Abstract:We present a rotation-equivariant unsupervised learning framework for the sparse deconvolution of non-negative scalar fields defined on the unit sphere. Spherical signals with multiple peaks naturally arise in Diffusion MRI (dMRI), where each voxel consists of one or more signal sources corresponding to anisotropic tissue structure such as white matter. Due to spatial and spectral partial voluming, clinically-feasible dMRI struggles to resolve crossing-fiber white matter configurations, leading to extensive development in spherical deconvolution methodology to recover underlying fiber directions. However, these methods are typically linear and struggle with small crossing-angles and partial volume fraction estimation.

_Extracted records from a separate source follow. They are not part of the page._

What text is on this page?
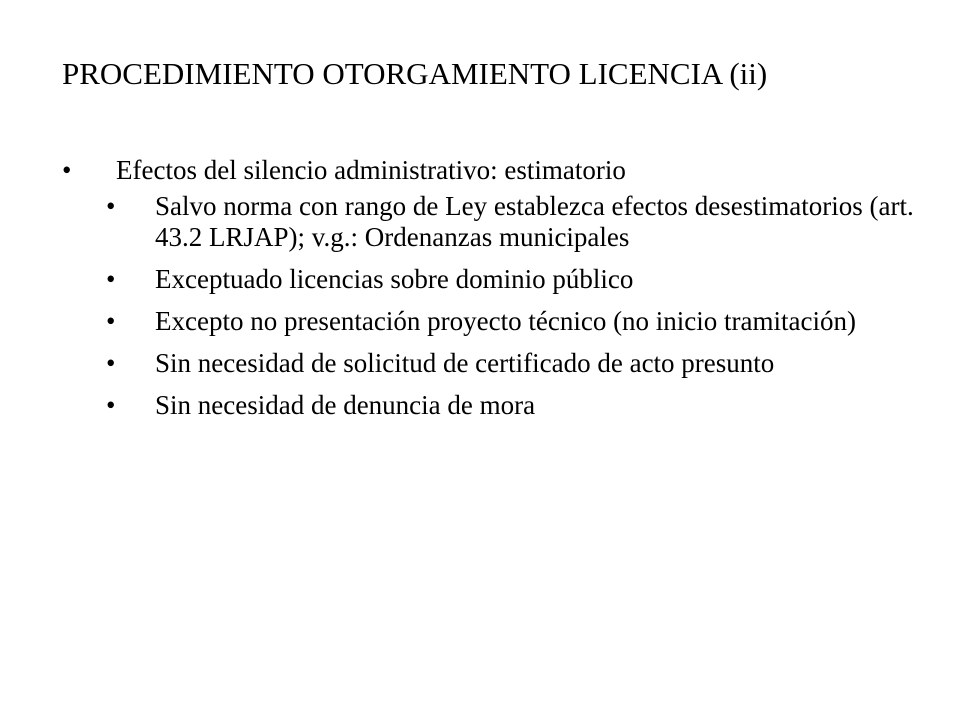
PROCEDIMIENTO OTORGAMIENTO LICENCIA (ii)
• Efectos del silencio administrativo: estimatorio
• Salvo norma con rango de Ley establezca efectos desestimatorios (art. 43.2 LRJAP); v.g.: Ordenanzas municipales
• Exceptuado licencias sobre dominio público
• Excepto no presentación proyecto técnico (no inicio tramitación)
• Sin necesidad de solicitud de certificado de acto presunto
• Sin necesidad de denuncia de mora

In this work, we improve on current methodologies by nonlinearly estimating fiber structures via unsupervised spherical convolutional networks with guaranteed equivariance to spherical rotation. Experimentally, we first validate our proposition via extensive single and multi-shell synthetic benchmarks demonstrating competitive performance against common baselines. We then show improved downstream performance on fiber tractography measures on the Tractometer benchmark dataset. Finally, we show downstream improvements in terms of tractography and partial volume estimation on a multi-shell dataset of human subjects.